Dès les premiers cours de technique les élèves apprennent qu'ils vont devoir « se débrouiller ». Ils disposent de deux après-midi par semaine dédiés aux projets durant lesquels ils doivent s'organiser. Les professeurs ne sont pas forcément présents mais toujours disponibles si besoin (soirées, week-ends et vacances compris). Bénéficiant du parrainage et des conseils des élèves de seconde année, ils doivent choisir leurs cultures, trouver des fournisseurs de jeunes plants et d'intrants (*), si besoin contacter un représentant pour faire évoluer les équipements de la serre, négocier des devis, mettre en culture, réparer (changer des vitres, gérer une fuite d'eau...) ou faire appel au service technique du lycée ou à un réparateur, trier les déchets... et se répartir les tâches et les responsabilités.
Pour les plantes fleuries et potagères, ils ont été renseignés par Thibaud d'India, représentant indépendant, en particulier sur les modes et les tendances du marché. Au-delà des plantes de base (géraniums, verveines, salades), ils ont choisi de nouvelles productions avec lui : les gauras et les cléomes pour leur résistance à la sécheresse au jardin, les euphorbes pour leur longue floraison dès mars et toute la saison, et des plants maraîchers greffés. Un autre fournisseur les a aidés pour les agrumes.
Une association pour gérer l'exploitation
En 2008, une association a été créée : Hortignac. De loi 1901, elle permet aux élèves de gérer entièrement l'exploitation du lycée.
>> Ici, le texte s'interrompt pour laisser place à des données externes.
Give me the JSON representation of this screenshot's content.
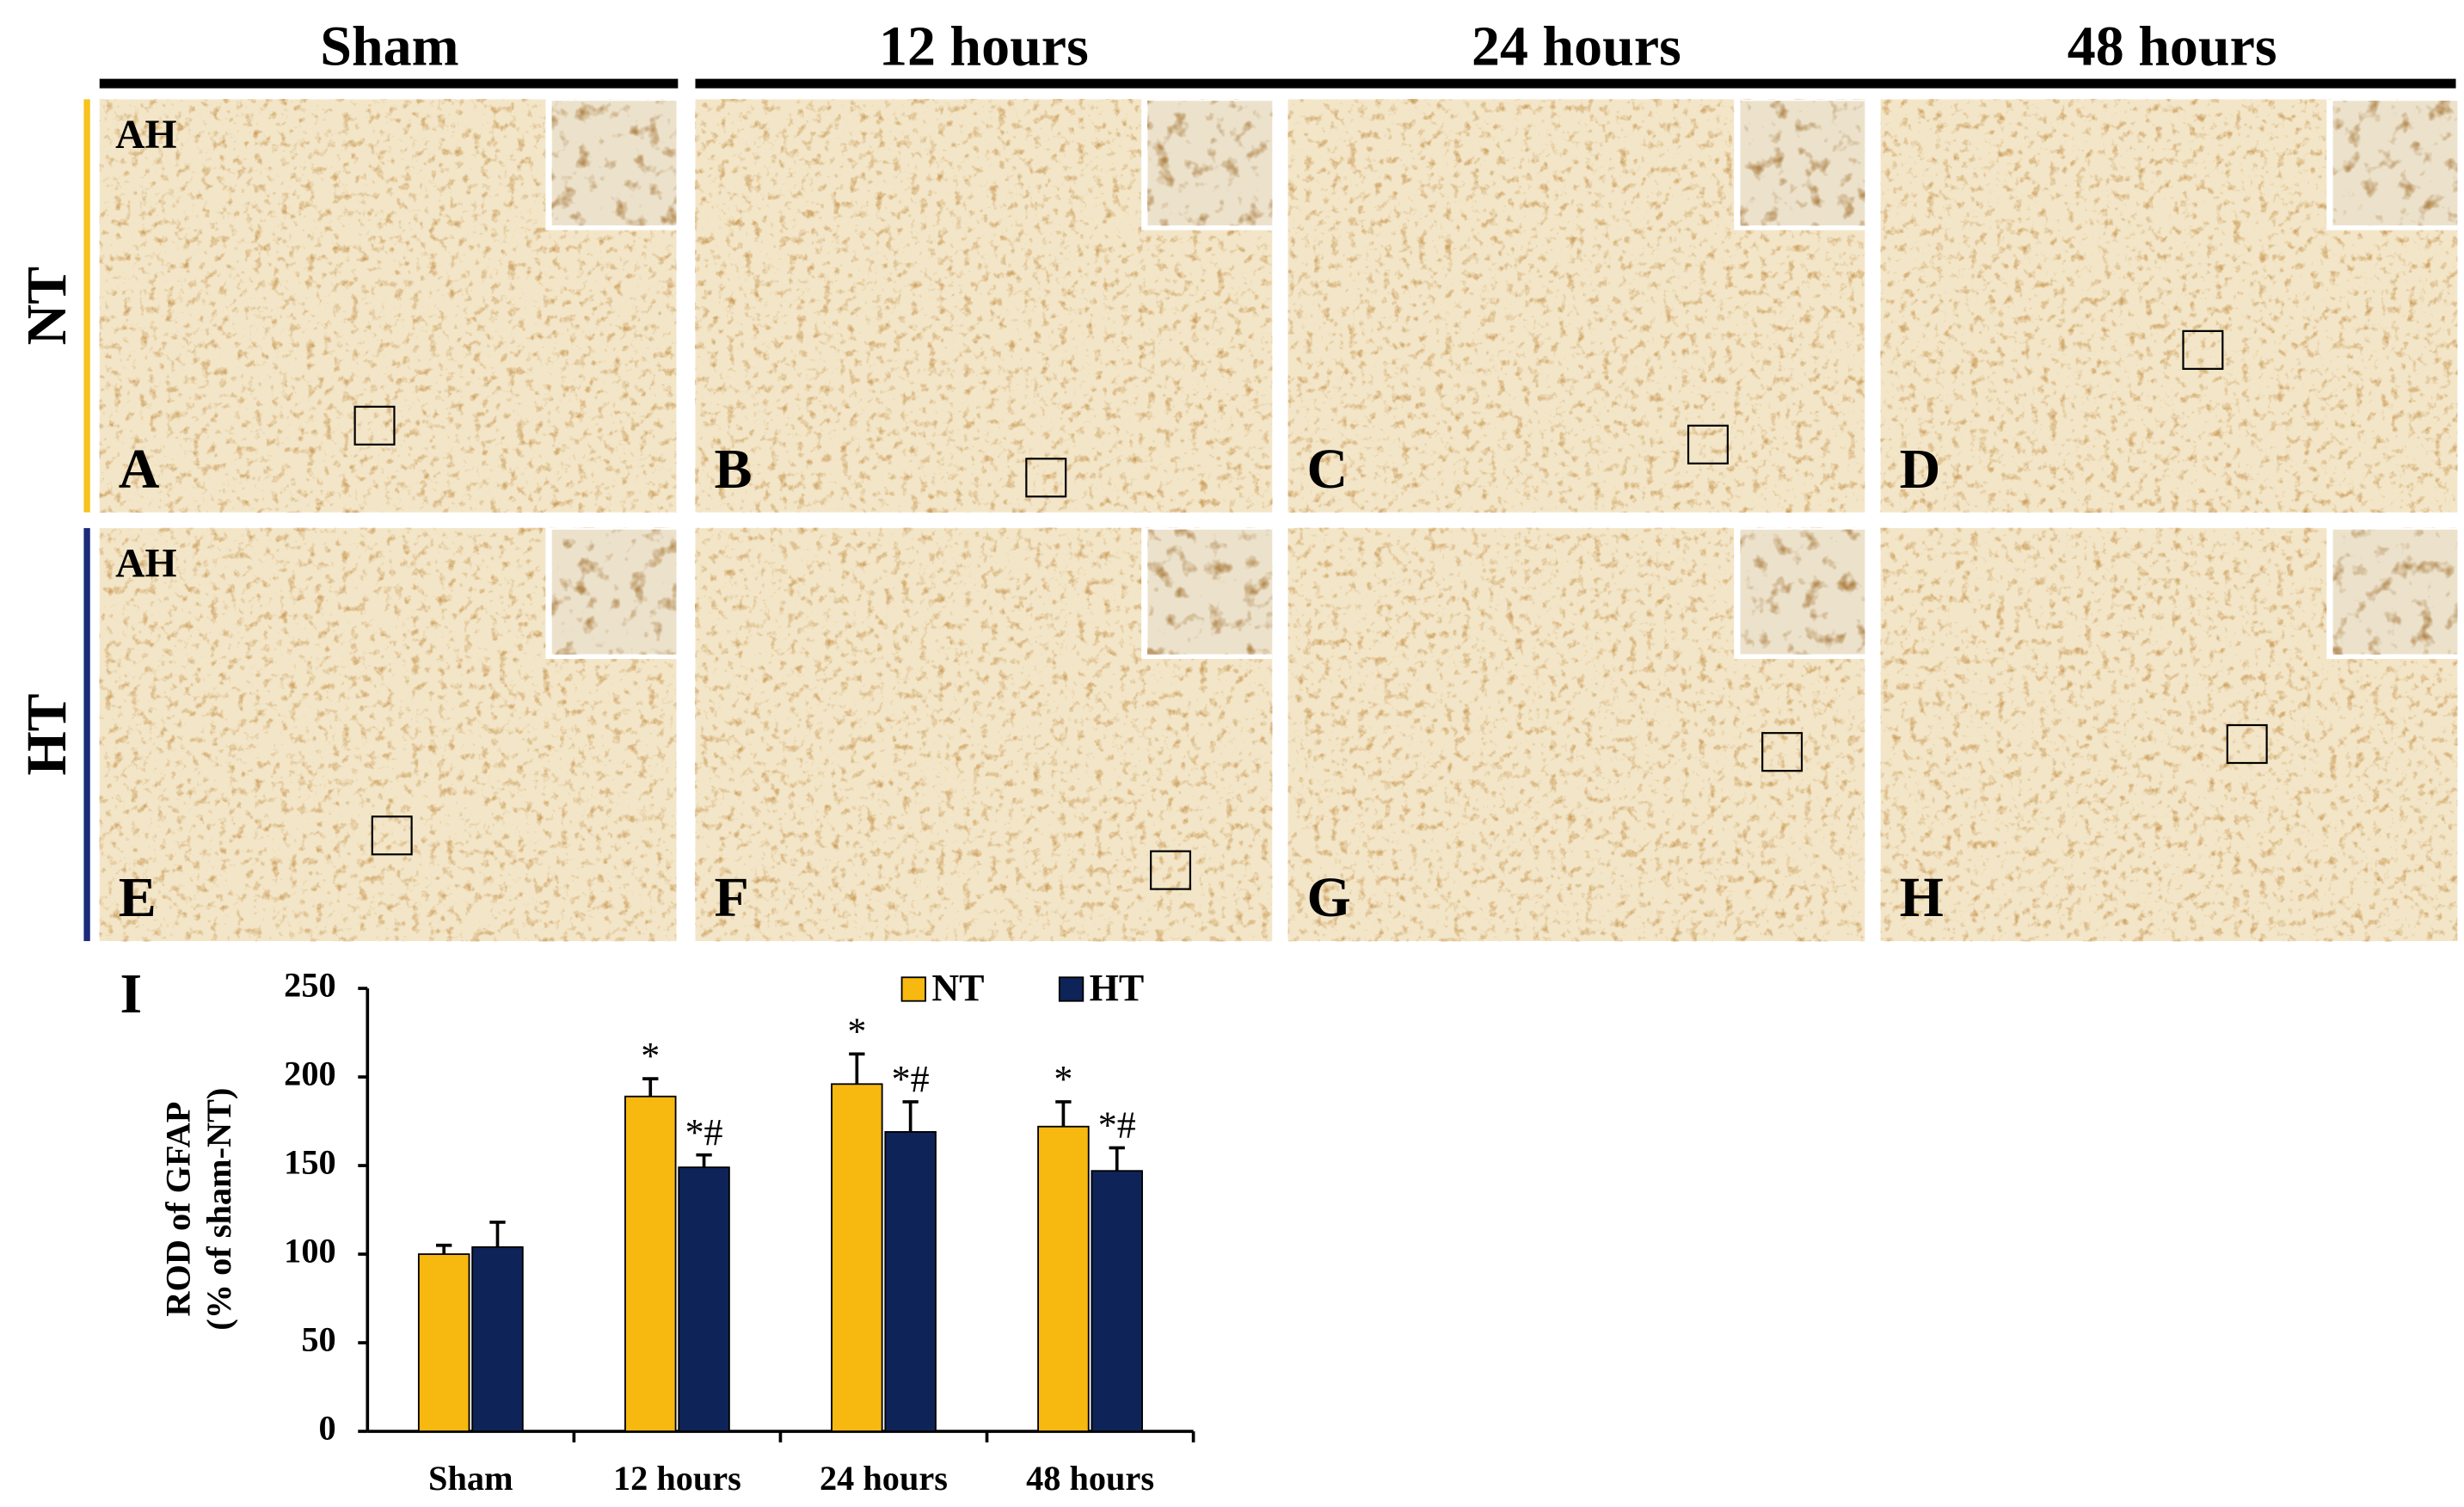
{
  "columns": [
    "Sham",
    "12 hours",
    "24 hours",
    "48 hours"
  ],
  "rows": [
    "NT",
    "HT"
  ],
  "panels": [
    "A",
    "B",
    "C",
    "D",
    "E",
    "F",
    "G",
    "H"
  ],
  "region_labels": [
    "AH",
    "AH"
  ],
  "chart_label": "I",
  "chart_data": {
    "type": "bar",
    "y_label": [
      "ROD of GFAP",
      "(% of sham-NT)"
    ],
    "categories": [
      "Sham",
      "12 hours",
      "24 hours",
      "48 hours"
    ],
    "series": [
      {
        "name": "NT",
        "color": "#f7b80f",
        "values": [
          100,
          189,
          196,
          172
        ],
        "errors": [
          5,
          10,
          17,
          14
        ],
        "markers": [
          null,
          "*",
          "*",
          "*"
        ]
      },
      {
        "name": "HT",
        "color": "#0e2458",
        "values": [
          104,
          149,
          169,
          147
        ],
        "errors": [
          14,
          7,
          17,
          13
        ],
        "markers": [
          null,
          "*#",
          "*#",
          "*#"
        ]
      }
    ],
    "ylim": [
      0,
      250
    ],
    "yticks": [
      0,
      50,
      100,
      150,
      200,
      250
    ],
    "legend": "top"
  }
}
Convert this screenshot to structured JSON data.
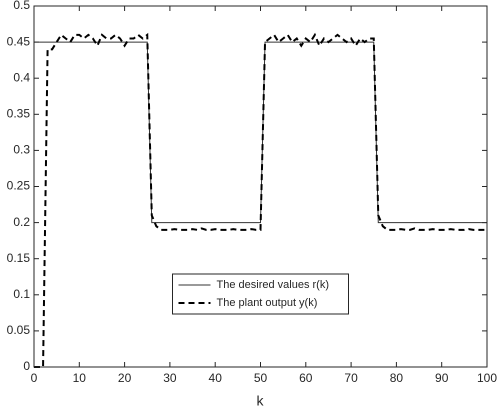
{
  "chart_data": {
    "type": "line",
    "x_label": "k",
    "x": [
      0,
      1,
      2,
      3,
      4,
      5,
      6,
      7,
      8,
      9,
      10,
      11,
      12,
      13,
      14,
      15,
      16,
      17,
      18,
      19,
      20,
      21,
      22,
      23,
      24,
      25,
      26,
      27,
      28,
      29,
      30,
      31,
      32,
      33,
      34,
      35,
      36,
      37,
      38,
      39,
      40,
      41,
      42,
      43,
      44,
      45,
      46,
      47,
      48,
      49,
      50,
      51,
      52,
      53,
      54,
      55,
      56,
      57,
      58,
      59,
      60,
      61,
      62,
      63,
      64,
      65,
      66,
      67,
      68,
      69,
      70,
      71,
      72,
      73,
      74,
      75,
      76,
      77,
      78,
      79,
      80,
      81,
      82,
      83,
      84,
      85,
      86,
      87,
      88,
      89,
      90,
      91,
      92,
      93,
      94,
      95,
      96,
      97,
      98,
      99,
      100
    ],
    "series": [
      {
        "name": "The desired values r(k)",
        "color": "#333333",
        "dash": "solid",
        "values": [
          0.45,
          0.45,
          0.45,
          0.45,
          0.45,
          0.45,
          0.45,
          0.45,
          0.45,
          0.45,
          0.45,
          0.45,
          0.45,
          0.45,
          0.45,
          0.45,
          0.45,
          0.45,
          0.45,
          0.45,
          0.45,
          0.45,
          0.45,
          0.45,
          0.45,
          0.45,
          0.2,
          0.2,
          0.2,
          0.2,
          0.2,
          0.2,
          0.2,
          0.2,
          0.2,
          0.2,
          0.2,
          0.2,
          0.2,
          0.2,
          0.2,
          0.2,
          0.2,
          0.2,
          0.2,
          0.2,
          0.2,
          0.2,
          0.2,
          0.2,
          0.2,
          0.45,
          0.45,
          0.45,
          0.45,
          0.45,
          0.45,
          0.45,
          0.45,
          0.45,
          0.45,
          0.45,
          0.45,
          0.45,
          0.45,
          0.45,
          0.45,
          0.45,
          0.45,
          0.45,
          0.45,
          0.45,
          0.45,
          0.45,
          0.45,
          0.45,
          0.2,
          0.2,
          0.2,
          0.2,
          0.2,
          0.2,
          0.2,
          0.2,
          0.2,
          0.2,
          0.2,
          0.2,
          0.2,
          0.2,
          0.2,
          0.2,
          0.2,
          0.2,
          0.2,
          0.2,
          0.2,
          0.2,
          0.2,
          0.2,
          0.2
        ]
      },
      {
        "name": "The plant output y(k)",
        "color": "#000000",
        "dash": "dashed",
        "values": [
          0,
          0,
          0,
          0.44,
          0.44,
          0.45,
          0.46,
          0.455,
          0.45,
          0.46,
          0.46,
          0.455,
          0.46,
          0.455,
          0.445,
          0.46,
          0.455,
          0.455,
          0.46,
          0.455,
          0.445,
          0.455,
          0.455,
          0.46,
          0.455,
          0.46,
          0.21,
          0.195,
          0.19,
          0.19,
          0.19,
          0.191,
          0.19,
          0.19,
          0.19,
          0.191,
          0.19,
          0.192,
          0.19,
          0.19,
          0.191,
          0.19,
          0.19,
          0.19,
          0.191,
          0.19,
          0.19,
          0.19,
          0.191,
          0.19,
          0.19,
          0.45,
          0.455,
          0.46,
          0.45,
          0.455,
          0.46,
          0.45,
          0.455,
          0.445,
          0.455,
          0.45,
          0.46,
          0.445,
          0.455,
          0.45,
          0.455,
          0.46,
          0.455,
          0.45,
          0.455,
          0.445,
          0.455,
          0.45,
          0.455,
          0.455,
          0.21,
          0.195,
          0.19,
          0.19,
          0.19,
          0.191,
          0.19,
          0.19,
          0.192,
          0.19,
          0.19,
          0.19,
          0.191,
          0.19,
          0.19,
          0.19,
          0.191,
          0.19,
          0.19,
          0.19,
          0.191,
          0.19,
          0.19,
          0.19,
          0.19
        ]
      }
    ],
    "xlim": [
      0,
      100
    ],
    "xticks": [
      0,
      10,
      20,
      30,
      40,
      50,
      60,
      70,
      80,
      90,
      100
    ],
    "ylim": [
      0,
      0.5
    ],
    "yticks": [
      0,
      0.05,
      0.1,
      0.15,
      0.2,
      0.25,
      0.3,
      0.35,
      0.4,
      0.45,
      0.5
    ],
    "grid": false,
    "legend": "lower center"
  }
}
Ils doivent arriver à répondre aux deux questions : Comment produire ? Comment vendre ? Ce statut juridique leur permet une totale autonomie financière. À dix, ils sont leur propre chef d'exploitation, avec tous les problèmes d'un responsable d'entreprise et d'équipes. Ils ont un carnet de chèque, font leurs devis et achats, financent leurs supports de communication... Ce type de structure passe bien auprès des producteurs locaux puisque les élèves tiennent les prix du marché. Il y a même de l'entraide quand les uns ou les autres manquent de produits. À la rentrée, pour leur fonds de roulement en début d'exercice, ils peuvent être amenés à emprunter auprès du directeur, Jean-Luc Caumil, en fonction du bilan laissé par la promotion précédente et des exigences d'investissements dues aux cultures choisies : « Le lycée prend en charge le chauffage et le transport par camion (si nécessaire) mais rien d'autre. Je fais volontiers office de banquier. Les élèves doivent présenter un projet logique, argumenté, et le refaire s'il n'est pas assez pertinent. Cette année, j'ai prêté environ 6 000 euros à ce groupe qui nous a paru d'emblée très dynamique. Nous mettons nos élèves dans des conditions professionnelles. Et je serai remboursé cette année encore ! »
Après le paiement des charges et le remboursement de l'avance, le bénéfice devient la récompense avec laquelle ils peuvent se payer un voyage d'étude, la destination et la durée du voyage dépendant du résultat. C'est une motivation et une bonne raison pour « peser » le coût de chaque dépense. Cette année, la classe est très contente : avec 11 000 euros de chiffre d'affaires, moins l'emprunt, les élèves vont disposer d'environ 500 euros par personne. Ils prévoient de partir quinze jours en Tunisie, à la Toussaint 2012. Ils pourront payer le vol, loger chez l'habitant, aider à mettre en place un jardin, et visiter des exploitations... Leurs éventuels stocks en fin d'année seront donnés à des associations ou revendus à la promotion suivante.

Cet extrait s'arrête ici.